3) I stopped by a golf course the other day. Hey, did you lose any orange osage during the storm? No, but I cut one down the other day. Help yourself. Don't mind if I do.

Question about the orange osage - those potato-bug like critters love that stuff. When I store blanks, do I need to get the bark off? Are they harmful to this or other wood?

OK, the storm. I suppose we made national news for weather. Wicked, sudden, very early lake effect snow storm hit the area last Thursday. Worst of its kind in October on record. Leaves were still on the trees, so the weight of the snow on the limbs was terrific, and the resulting carnage to the trees is unbelievable in some areas. My wife and I came out of it ok tree-wise, but my folks house (where I grew up) looks like a tornado went through. Many people there lost every tree on their lot.
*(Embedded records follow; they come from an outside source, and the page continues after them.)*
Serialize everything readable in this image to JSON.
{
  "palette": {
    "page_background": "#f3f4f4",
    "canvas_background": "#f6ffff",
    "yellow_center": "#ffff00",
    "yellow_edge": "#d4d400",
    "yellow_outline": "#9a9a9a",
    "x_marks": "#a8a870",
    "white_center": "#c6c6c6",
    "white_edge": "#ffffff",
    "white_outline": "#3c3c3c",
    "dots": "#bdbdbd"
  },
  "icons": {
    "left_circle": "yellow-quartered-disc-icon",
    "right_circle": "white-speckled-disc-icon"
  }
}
I enjoy benefitting from the odd downfall, but I could almost cry looking at all the spent trees. Some look like peeled bananas. We had about 8 inches of snow, my parents had about 24 inches, and it hit super-quick. I was actually turning when the power went out - had literally just finished sanding a red oak-crete bowl. Went upstairs, and the 11:30 pm world outside alternated between bright orange and bright blue, trading between power to the street lights and lightning strikes above the clouds. VERY disturbing to see. EVERYTHING was blue, or EVERYTHING was orange.

Power-wise, we were dark from Thursday night through Monday noon. About 400.000 people total without power, and still about 70,000 without power today. We made it through with a generator, but there was a time when the water pressure dropped to nothing and there was a boil-water ban, so things got a bit dicey. All is well for us now, but unfortunately there are still many people who will struggle for the next few days. The worst of it was my daughter waking me up every two hours (when the generator ran out of gas), whimpering that her nightlight was out again, daddy. OK swee'pea, you go back to bed, daddy will fix it. Sleep in 2-3 hour increments for four days is not ideal.

Crews have come from all over and are working like madmen to get power restored. So, my list of heroes has to be revised officially: military, police/fire/rescue people, and now people who restore/repair electrical lines.

Wow. That was long. Hope it was at least entertaining.